When he deflects, I try to redirect back to him. Not in a circular argument type of way, but in a "let's focus on the original issue" type of way.
...
I feel like I'm losing self-respect by not standing up for myself or not taking charge to get the issue resolved.
oh sure. ive been there. it was incredibly maddening how my ex could go from issue to issue, and lose track of the point. the two of us could go for hours on end.
i think, as youre finding out, that driving our points home repeatedly does, in effect, fuel a circular argument. it just keeps us spinning. its like they say, you can lead a horse to water, but...
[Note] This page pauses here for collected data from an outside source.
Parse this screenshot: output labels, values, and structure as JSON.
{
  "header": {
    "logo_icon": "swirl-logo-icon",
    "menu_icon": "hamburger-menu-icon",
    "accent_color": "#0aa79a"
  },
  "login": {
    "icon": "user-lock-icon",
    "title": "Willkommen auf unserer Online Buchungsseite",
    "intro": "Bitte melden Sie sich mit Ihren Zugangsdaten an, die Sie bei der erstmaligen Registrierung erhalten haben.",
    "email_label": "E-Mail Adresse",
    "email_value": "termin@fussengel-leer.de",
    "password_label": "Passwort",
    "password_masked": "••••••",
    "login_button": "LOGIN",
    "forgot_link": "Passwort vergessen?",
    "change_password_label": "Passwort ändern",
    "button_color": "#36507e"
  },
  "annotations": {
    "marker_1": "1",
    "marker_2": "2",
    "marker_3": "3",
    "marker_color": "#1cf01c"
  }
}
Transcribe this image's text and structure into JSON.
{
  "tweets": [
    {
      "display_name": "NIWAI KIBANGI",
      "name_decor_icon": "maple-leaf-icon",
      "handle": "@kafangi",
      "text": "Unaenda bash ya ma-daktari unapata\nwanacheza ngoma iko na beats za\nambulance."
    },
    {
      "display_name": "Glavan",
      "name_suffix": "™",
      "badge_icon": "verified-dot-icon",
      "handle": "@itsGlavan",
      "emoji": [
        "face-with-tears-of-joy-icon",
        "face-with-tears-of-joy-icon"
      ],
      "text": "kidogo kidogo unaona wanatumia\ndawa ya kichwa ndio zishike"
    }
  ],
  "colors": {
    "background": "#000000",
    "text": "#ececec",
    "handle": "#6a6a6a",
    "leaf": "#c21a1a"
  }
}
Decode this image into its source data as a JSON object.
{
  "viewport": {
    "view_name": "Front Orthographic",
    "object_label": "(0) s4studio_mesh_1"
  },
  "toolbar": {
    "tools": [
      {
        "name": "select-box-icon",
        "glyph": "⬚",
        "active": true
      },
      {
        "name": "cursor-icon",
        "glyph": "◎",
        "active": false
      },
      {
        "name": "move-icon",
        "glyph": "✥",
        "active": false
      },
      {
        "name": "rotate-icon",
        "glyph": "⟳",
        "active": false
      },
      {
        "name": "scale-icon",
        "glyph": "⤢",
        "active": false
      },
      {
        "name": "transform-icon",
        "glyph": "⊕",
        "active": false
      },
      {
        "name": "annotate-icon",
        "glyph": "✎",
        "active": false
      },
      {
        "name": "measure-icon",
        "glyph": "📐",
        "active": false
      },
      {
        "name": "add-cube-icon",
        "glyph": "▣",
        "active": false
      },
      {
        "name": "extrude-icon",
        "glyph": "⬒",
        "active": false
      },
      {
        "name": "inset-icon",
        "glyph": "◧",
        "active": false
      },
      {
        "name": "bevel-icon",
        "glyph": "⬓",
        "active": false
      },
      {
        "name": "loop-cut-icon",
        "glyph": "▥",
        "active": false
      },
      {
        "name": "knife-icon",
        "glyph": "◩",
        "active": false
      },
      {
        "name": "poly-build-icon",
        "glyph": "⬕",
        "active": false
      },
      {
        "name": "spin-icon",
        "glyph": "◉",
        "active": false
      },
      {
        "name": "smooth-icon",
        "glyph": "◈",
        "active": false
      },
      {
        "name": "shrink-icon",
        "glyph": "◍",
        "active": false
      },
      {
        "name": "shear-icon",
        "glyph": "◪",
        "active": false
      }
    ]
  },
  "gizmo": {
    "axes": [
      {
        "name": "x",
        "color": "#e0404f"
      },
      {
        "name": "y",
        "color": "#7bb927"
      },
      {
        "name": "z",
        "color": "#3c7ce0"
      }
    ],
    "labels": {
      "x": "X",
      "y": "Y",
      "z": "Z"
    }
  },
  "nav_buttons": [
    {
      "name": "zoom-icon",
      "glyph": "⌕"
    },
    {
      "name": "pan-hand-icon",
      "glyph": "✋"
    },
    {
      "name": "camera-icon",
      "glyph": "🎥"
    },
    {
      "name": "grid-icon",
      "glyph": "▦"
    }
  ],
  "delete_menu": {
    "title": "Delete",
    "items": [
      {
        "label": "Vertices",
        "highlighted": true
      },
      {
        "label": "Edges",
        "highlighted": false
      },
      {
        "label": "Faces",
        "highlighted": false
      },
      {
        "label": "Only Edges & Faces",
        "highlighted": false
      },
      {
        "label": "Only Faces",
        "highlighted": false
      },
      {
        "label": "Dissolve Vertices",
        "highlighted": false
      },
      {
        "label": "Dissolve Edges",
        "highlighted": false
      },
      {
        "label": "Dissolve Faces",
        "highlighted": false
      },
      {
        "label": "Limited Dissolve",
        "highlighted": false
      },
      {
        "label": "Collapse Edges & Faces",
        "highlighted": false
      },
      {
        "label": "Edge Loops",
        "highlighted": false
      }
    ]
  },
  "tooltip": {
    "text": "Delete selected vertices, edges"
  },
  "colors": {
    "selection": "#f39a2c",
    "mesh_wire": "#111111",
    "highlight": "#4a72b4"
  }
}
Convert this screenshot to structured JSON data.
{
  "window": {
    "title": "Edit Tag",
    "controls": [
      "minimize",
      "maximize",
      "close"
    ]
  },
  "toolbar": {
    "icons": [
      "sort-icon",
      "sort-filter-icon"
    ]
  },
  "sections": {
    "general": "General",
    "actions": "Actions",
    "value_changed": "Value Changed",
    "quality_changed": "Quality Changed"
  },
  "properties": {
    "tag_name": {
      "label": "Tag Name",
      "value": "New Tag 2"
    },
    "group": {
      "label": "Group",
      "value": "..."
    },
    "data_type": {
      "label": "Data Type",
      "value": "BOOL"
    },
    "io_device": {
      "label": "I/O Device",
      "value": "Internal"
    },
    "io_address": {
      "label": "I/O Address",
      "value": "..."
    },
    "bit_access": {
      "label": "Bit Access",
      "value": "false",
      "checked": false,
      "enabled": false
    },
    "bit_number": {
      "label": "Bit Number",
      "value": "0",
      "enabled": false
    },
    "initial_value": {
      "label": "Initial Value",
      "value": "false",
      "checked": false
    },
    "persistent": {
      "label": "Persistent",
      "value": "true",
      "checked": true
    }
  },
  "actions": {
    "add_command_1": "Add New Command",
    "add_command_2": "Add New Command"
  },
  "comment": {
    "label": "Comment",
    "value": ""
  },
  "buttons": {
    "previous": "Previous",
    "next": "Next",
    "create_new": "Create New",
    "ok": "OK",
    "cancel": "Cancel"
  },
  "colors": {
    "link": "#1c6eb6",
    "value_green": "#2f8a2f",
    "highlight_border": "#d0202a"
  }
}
we have a great resource here on stopping circular arguments:
https://bpdfamily.com/message_board/index.php?topic=118892.0I know a lot of times I should just retreat and let it fizzle out
its a tricky balance to find, between retreating and confronting. sometimes, the conversation has broken down to the point that its no longer constructive. one of the healthiest examples you can set both for your daughter and the relationship in general, is to know when the conversation has reached that point and responding accordingly. sometimes it might mean a healthy time out and some space, sometimes it might mean just tabling the subject, changing it, and coming back to it when everybody is at baseline. in any event, it means knowing your limitations, and his (he likely loses his cool more easily/quickly).
what do you think?
how long have the two of you been married? has this always been an issue?